In the case of HSV-1, the terminase complex mediates the cleavage of replicated concatemeric viral genome into an appropriate unit-length genome and genome packaging into immature capsids. Each of the terminase components, UL28 (KSHV ORF7 homolog), UL15 (ORF29 homolog), and UL33 (ORF67.5 homolog), is essential for concatemeric viral genome cleavage and genome packaging into procapsids [18,22,37]. UL28, UL15, and UL33 form the terminase complex, in which UL28 binds to UL15 and UL33 [20,21,22]. UL28 was shown to localize in cytosol if just UL28 was expressed, whereas it was relocalized into nuclei from the cytosol when UL15 and UL28 were coexpressed [38]. UL28 and UL33 were reported to be localized in the cytosol [38,39], whereas UL15 was reported to be localized in the nuclei [38]. In addition, UL15 induced relocalization of UL28 and UL33 into the viral DNA replication compartments within nuclei [39]. As for the binding correlation of each component, UL15 interacted with UL28 but not UL33 [40], and UL33 interacted with UL28 [40]. As no interaction between UL15 and UL33 could be detected, UL28 is thought to function as a hub for interactions between UL15 and UL33. The colocalization behaviors of KSHV terminase components are similar to those of HSV-1 terminase components; however, the subcellular localizations of KSHV terminase components are likely to be different from those of HSV-1. Our data show that exogenous ORF7 localized in both cytosol and nuclei. Exogenous ORF29 and ORF67.5 localized to the cytosol. However, ORF29 and ORF67.5 predominantly relocalized to the nuclei during ORF7 coexpression. In contrast with the localization pattern, the interaction behaviors of KSHV terminase components are in good agreement with those of HSV-1 terminase components. ORF7 interacted with ORF29 and ORF67.5 in the pulldown assay. These data suggest that ORF7 may act in concert with ORF29 and ORF67.5 during KSHV capsid maturation in the nuclei. In contrast with HSV-1 terminases, the functions of ORF7, ORF29, and ORF67.5 remain unknown. Although this study showed that ORF7 plays a critical role in virus production and interacts with ORF29 and ORF67.5, further investigations are needed to fully understand the detailed functions of ORF7, ORF29, and ORF67.5.

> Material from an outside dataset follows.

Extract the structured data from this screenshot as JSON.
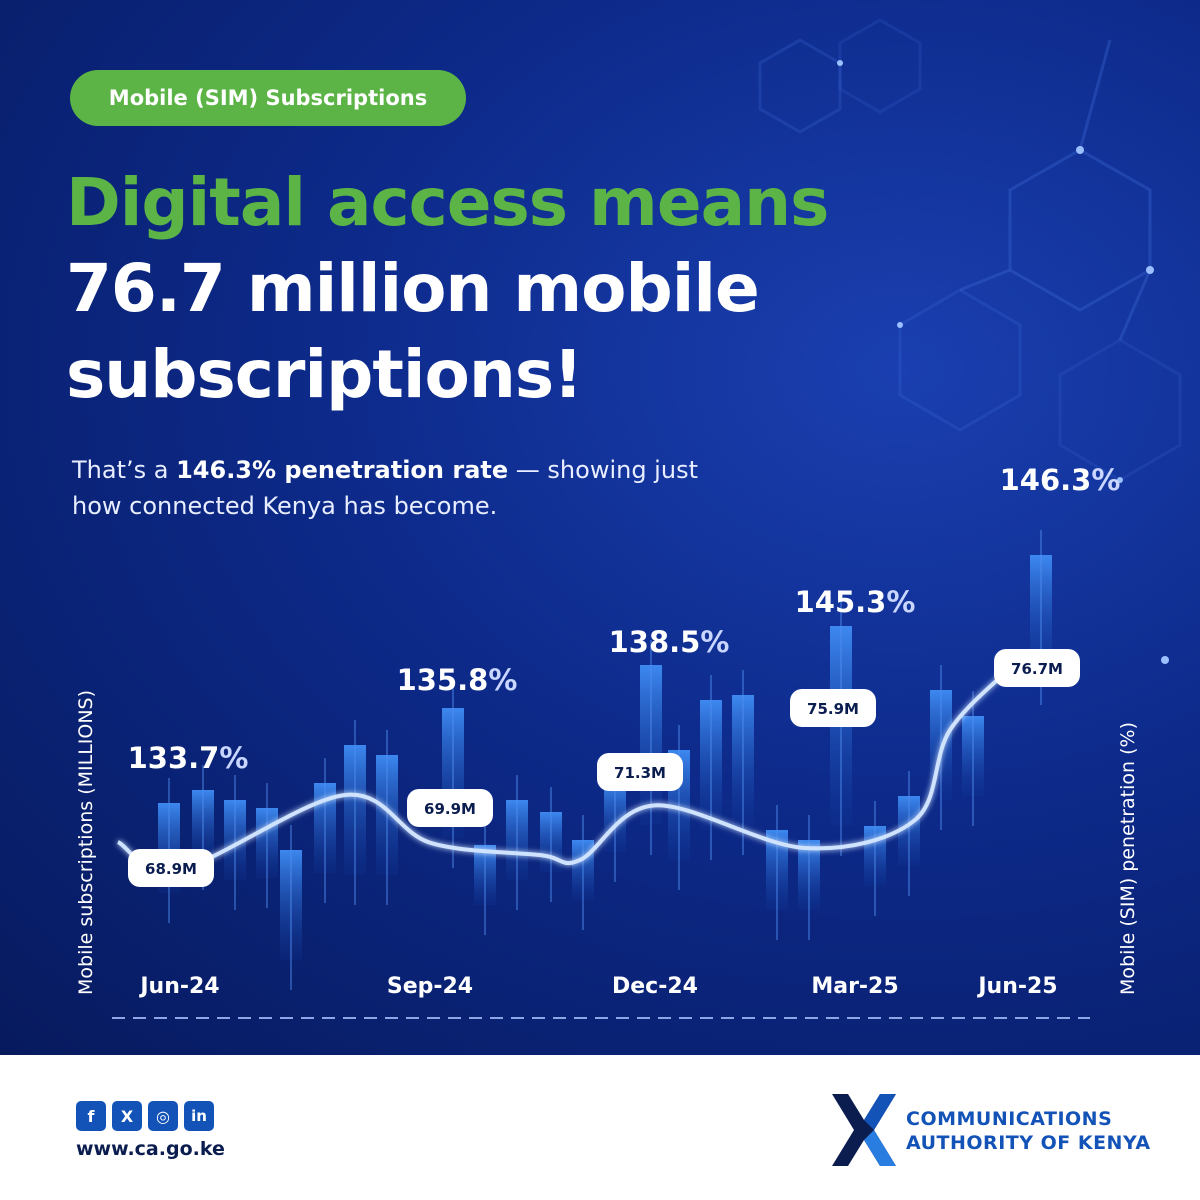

In conclusion, ORF7-deficient KSHV exhibited attenuated viral production, but there was no effect on viral genome replication. ORF7 was colocalized with other terminases, ORF29 and ORF67.5, in the nuclei. Our findings shed light on the importance of ORF7 for viral production during the KSHV lytic cycle. To the best of our knowledge, this is the first report showing the importance of ORF7 in the lytic cycle, using ORF7-deficient KSHV. Our findings suggest that the development of inhibitory compounds that suppress ORF7 function or the association between ORF7 and other terminases may represent a new strategy for the treatment of KSHV-related diseases in the future.